Mercado de trabalho fraco, e não inflação, vai impulsionar múltiplos cortes de juros do Fed em 2026, diz o Commerzbank

Mercado de trabalho fraco, e não inflação, vai impulsionar múltiplos cortes de juros do Fed em 2026, diz o Commerzbank
Sayantan Sarkar
20 de dez. de 2025, 11:07 AM
  • O Fed dos EUA continua no caminho para múltiplos cortes nas taxas de juros em 2026, mesmo com uma provável pausa em janeiro.
  • O presidente do Fed, Powell, sugere que o crescimento reportado de 64.000 empregos em novembro pode exagerar a verdadeira tendência do mercado de trabalho.
  • Espera-se que a economia dos EUA desacelere significativamente no quarto trimestre após um forte crescimento do PIB de 3,2% no terceiro trimestre.
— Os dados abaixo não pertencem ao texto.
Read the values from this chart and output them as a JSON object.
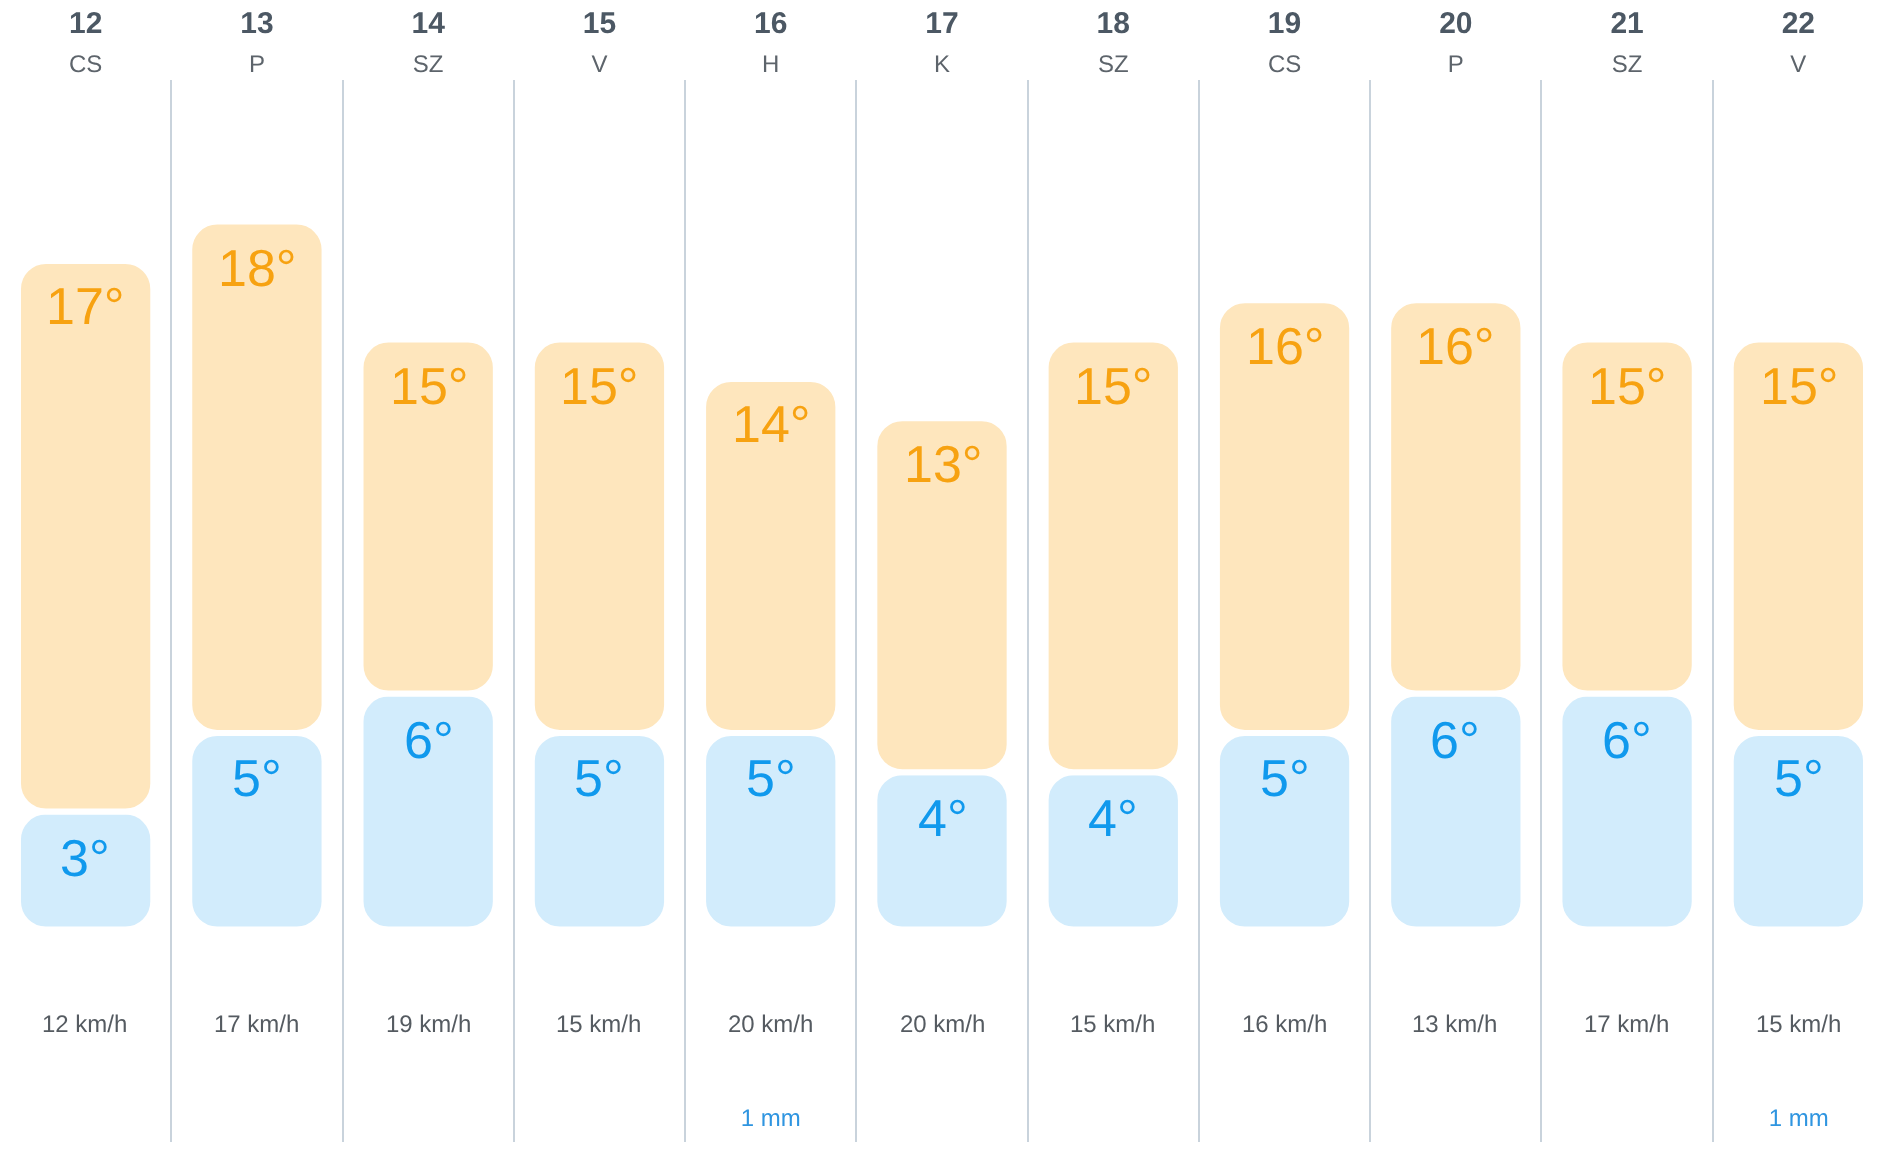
{
  "chart_data": {
    "type": "bar",
    "categories": [
      "12\nCS",
      "13\nP",
      "14\nSZ",
      "15\nV",
      "16\nH",
      "17\nK",
      "18\nSZ",
      "19\nCS",
      "20\nP",
      "21\nSZ",
      "22\nV"
    ],
    "stacked": true,
    "series": [
      {
        "color": "#d2ecfc",
        "values": [
          3,
          5,
          6,
          5,
          5,
          4,
          4,
          5,
          6,
          6,
          5
        ],
        "value_labels": [
          "3°",
          "5°",
          "6°",
          "5°",
          "5°",
          "4°",
          "4°",
          "5°",
          "6°",
          "6°",
          "5°"
        ]
      },
      {
        "color": "#fee6bd",
        "values": [
          14,
          13,
          9,
          10,
          9,
          9,
          11,
          11,
          10,
          9,
          10
        ]
      }
    ],
    "totals": [
      "17°",
      "18°",
      "15°",
      "15°",
      "14°",
      "13°",
      "15°",
      "16°",
      "16°",
      "15°",
      "15°"
    ],
    "annotations": [
      "12 km/h",
      "17 km/h",
      "19 km/h",
      "15 km/h",
      "20 km/h\n1 mm",
      "20 km/h",
      "15 km/h",
      "16 km/h",
      "13 km/h",
      "17 km/h",
      "15 km/h\n1 mm"
    ],
    "grid": "x",
    "legend": false,
    "tick_labels": "x"
  }
}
O Federal Reserve dos EUA pode estar a caminho de vários cortes nas taxas de juros em 2026, mesmo que uma pausa seja mais provável em janeiro, disse o Commerzbank AG.
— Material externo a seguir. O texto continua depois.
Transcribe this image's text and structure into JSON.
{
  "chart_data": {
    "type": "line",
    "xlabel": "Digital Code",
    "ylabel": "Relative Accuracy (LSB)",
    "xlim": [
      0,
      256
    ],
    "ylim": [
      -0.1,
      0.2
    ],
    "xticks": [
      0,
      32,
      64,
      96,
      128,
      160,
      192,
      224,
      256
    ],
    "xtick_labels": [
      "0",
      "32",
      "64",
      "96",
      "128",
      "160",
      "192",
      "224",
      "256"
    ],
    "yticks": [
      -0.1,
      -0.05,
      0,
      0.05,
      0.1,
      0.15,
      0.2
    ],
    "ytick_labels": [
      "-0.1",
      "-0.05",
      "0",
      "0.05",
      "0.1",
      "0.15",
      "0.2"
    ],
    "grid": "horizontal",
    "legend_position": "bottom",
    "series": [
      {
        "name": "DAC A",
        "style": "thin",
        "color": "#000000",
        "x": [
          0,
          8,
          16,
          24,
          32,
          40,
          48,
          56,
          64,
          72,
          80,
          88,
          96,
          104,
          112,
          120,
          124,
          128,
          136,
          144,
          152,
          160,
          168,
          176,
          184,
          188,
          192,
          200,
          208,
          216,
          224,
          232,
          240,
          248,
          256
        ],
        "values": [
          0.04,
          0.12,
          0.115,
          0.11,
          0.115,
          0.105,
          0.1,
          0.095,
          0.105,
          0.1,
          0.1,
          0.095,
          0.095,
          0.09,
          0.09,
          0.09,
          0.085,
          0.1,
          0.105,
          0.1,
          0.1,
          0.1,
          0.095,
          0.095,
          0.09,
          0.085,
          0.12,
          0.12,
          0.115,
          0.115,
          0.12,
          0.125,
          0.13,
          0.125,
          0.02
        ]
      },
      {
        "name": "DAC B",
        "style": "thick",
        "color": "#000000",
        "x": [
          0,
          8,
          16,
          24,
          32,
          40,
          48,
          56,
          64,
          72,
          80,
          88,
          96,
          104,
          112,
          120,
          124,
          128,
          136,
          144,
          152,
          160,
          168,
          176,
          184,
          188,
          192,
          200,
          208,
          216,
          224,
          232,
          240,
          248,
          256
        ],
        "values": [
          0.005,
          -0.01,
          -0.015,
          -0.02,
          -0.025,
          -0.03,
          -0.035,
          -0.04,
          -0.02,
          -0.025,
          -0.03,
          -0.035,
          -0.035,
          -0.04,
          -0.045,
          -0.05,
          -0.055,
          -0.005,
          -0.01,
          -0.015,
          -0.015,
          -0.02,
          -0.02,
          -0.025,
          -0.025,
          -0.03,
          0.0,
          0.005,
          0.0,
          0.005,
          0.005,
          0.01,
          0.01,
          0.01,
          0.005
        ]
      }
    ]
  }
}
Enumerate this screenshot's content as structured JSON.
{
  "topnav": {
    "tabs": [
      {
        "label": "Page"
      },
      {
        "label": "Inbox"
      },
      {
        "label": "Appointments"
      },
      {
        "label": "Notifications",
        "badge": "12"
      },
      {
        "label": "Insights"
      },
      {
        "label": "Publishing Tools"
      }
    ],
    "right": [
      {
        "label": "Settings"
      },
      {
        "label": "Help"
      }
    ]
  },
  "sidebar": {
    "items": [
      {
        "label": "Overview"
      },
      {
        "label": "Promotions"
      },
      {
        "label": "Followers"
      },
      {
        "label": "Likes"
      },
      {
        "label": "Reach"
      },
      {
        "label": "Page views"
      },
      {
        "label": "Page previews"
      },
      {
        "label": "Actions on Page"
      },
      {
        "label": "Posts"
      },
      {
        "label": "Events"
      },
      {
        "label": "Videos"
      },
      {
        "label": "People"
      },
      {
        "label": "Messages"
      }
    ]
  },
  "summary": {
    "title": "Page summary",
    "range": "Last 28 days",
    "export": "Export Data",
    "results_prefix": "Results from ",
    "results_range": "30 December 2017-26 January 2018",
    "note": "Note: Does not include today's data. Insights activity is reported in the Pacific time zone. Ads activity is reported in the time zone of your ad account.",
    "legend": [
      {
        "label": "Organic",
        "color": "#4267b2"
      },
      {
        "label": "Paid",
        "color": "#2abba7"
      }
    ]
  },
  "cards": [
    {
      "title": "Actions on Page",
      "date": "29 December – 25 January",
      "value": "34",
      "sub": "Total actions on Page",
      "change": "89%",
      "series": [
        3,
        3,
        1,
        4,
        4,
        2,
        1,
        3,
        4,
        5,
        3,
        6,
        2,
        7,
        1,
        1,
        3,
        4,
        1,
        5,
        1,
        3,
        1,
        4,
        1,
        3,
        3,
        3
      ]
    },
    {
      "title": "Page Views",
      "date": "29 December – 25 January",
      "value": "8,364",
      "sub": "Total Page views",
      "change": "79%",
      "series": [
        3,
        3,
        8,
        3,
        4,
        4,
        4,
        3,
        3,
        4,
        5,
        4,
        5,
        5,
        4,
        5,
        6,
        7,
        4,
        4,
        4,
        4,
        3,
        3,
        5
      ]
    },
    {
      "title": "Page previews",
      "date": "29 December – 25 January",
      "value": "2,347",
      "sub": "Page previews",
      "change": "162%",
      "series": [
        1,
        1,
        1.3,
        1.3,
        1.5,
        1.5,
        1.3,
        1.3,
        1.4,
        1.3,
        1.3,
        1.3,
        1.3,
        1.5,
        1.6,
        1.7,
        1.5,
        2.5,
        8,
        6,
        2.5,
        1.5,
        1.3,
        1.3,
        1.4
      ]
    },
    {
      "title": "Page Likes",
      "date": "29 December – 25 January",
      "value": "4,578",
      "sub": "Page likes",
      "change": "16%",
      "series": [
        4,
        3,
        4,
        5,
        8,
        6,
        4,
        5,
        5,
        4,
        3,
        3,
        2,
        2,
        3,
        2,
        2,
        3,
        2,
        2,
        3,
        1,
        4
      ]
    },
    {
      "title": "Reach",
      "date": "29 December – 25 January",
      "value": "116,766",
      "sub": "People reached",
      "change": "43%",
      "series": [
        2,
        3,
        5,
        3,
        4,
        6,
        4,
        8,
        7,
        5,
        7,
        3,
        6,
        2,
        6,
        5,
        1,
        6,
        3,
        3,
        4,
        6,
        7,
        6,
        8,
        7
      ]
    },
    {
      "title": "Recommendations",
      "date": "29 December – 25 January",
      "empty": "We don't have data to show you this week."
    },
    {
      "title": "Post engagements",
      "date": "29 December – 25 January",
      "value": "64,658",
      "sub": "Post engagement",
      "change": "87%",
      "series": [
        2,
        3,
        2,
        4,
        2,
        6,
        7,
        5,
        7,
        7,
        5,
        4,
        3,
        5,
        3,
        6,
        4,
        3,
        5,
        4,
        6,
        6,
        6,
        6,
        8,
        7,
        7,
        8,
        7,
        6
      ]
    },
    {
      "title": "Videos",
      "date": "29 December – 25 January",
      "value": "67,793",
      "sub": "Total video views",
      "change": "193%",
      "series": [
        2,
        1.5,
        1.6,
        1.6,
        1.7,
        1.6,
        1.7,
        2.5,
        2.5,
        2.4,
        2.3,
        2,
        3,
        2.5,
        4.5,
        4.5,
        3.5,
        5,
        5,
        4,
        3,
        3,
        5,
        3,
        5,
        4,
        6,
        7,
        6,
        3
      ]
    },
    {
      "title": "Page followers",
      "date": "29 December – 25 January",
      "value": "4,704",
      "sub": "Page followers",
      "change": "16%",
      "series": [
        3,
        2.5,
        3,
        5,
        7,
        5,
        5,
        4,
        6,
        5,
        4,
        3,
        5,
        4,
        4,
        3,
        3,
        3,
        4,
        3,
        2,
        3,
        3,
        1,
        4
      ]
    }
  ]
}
O impulso do mercado de trabalho dos EUA estagnou significativamente, com criação mínima de empregos observada nos últimos meses.

O mercado de trabalho dos EUA apresentou um crescimento surpreendentemente fraco em novembro, com a economia criando apenas 64.000 empregos.

Esse número representa uma desaceleração notável no ganho de empregos, levantando preocupações sobre a saúde geral e o impulso da recuperação econômica.

Para diminuir ainda mais o otimismo, o presidente do Federal Reserve, Jerome Powell, expressou recentemente sua avaliação de que esse número reportado de emprego de 64.000 pode na verdade exagerar a verdadeira tendência subjacente de criação de empregos.

Crescimento do emprego nos EUA

A perspectiva cautelosa de Powell sugere que, ao considerar várias nuances e potenciais distorções estatísticas, o ritmo real de crescimento do emprego provavelmente é ainda mais lento e menos robusto do que o relatório oficial indica, apontando para uma recuperação mais lenta no setor de trabalho do que se esperava anteriormente.

"Isso ocorre porque a contribuição das empresas recém-fundadas ou fechadas deve primeiro ser estimada", disseram analistas do Commerzbank AG em um relatório.

Powell sugere que o crescimento relatado do emprego pode ser superestimado em 60.000 posições por mês, potencialmente indicando que não há aumento real no emprego.

Espera-se que o crescimento do emprego seja ligeiramente maior em dezembro em comparação com os números reportados em novembro.

Essa expectativa se deve em grande parte ao provável impacto negativo que o fechamento parcial do governo federal (o "shutdown") teve nas atividades comerciais de novembro, afetando especialmente subcontratados do setor público, segundo os analistas.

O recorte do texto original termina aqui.